Brian O'Shea

Professor of Computational Mathematics, Science and Engineering and Physics and Astronomy

About

  • Joined the laboratory in September 2015
  • Theoretical nuclear astrophysics
  • Contact information

Education and training

  • MS, Physics, University of Illinois at Urbana-Champaign, 2002
  • PhD, Physics, University of Illinois at Urbana-Champaign, 2005

Research

My research focuses on the growth and evolution of galaxies over the age of the Universe, as well as understanding the behavior of the hot, diffuse plasmas that constitute much of the baryons in and around galaxies (for example, the interstellar medium). I do this using numerical simulations on some of the world’s biggest supercomputers, and by comparing those simulations to astronomical observations and nuclear and plasma experiments. In relation to FRIB, I am particularly interested in using observations of atomic abundances in stars, along with multi-messenger astrophysical information from black holes, neutron stars, and supernovae, to learn more about how stellar populations grow within galaxies and in turn affect the behavior of those galaxies.

Biography

I grew up in the suburbs of Chicago and went to the University of Illinois as an undergraduate and graduate student to study physics (BS in Engineering Physics, 2000; PhD in Physics, 2005). I spent most of my PhD in residence in the Laboratory for Computational Astrophysics at the University of California at San Diego. After that, I spent three years as a Director’s Postdoctoral Fellow at Los Alamos National Laboratory before coming to Michigan State University in 2008. I am one of the co-founders of the Department of Computational Mathematics, Scienceand Engineering and am currently the Director of the Institute for Cyber-Enabled Research. I’m interested in understanding how galaxies form and evolve over the age of the universe (and how nuclear experiments and theory can inform that understanding!), in how plasmas behave in extreme conditions, and how students learn about computational and data science.

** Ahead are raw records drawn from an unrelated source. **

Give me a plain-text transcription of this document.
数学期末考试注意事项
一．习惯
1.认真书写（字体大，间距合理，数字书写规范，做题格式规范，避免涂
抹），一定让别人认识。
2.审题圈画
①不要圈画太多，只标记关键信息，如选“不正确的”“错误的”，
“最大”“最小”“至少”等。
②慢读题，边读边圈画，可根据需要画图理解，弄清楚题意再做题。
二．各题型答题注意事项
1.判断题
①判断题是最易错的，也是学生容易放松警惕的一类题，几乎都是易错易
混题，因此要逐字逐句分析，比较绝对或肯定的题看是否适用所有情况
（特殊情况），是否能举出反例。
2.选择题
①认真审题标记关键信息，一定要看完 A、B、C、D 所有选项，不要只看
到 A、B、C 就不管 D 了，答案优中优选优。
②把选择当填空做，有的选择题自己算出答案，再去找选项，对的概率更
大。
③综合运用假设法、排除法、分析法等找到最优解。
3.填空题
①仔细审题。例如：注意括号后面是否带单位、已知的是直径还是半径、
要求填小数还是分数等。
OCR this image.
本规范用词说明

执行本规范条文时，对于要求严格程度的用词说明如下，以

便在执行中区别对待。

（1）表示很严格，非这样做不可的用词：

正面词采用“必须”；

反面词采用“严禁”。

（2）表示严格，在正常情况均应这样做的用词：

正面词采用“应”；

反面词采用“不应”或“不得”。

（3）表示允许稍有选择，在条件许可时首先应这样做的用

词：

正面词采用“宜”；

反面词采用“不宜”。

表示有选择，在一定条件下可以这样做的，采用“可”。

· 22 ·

How students can contribute as part of my research team

Undergraduate and graduate students are key members of my research group. Our work focuses on using computational models and data science techniques to understand galaxies, and involves software development, running and analyzing simulations, making synthetic observations of those simulations, and comparing to real astronomical observations (from, e.g., the Hubble Space Telescope or the SOAR telescope). I offer projects for students that can range from data analysis suitable for first-year undergraduates through software development and simulation campaigns that would constitute an entire PhD thesis. Much of this work ties to FRIB’s mission of probing matter under extreme conditions, particularly in astrophysical environments.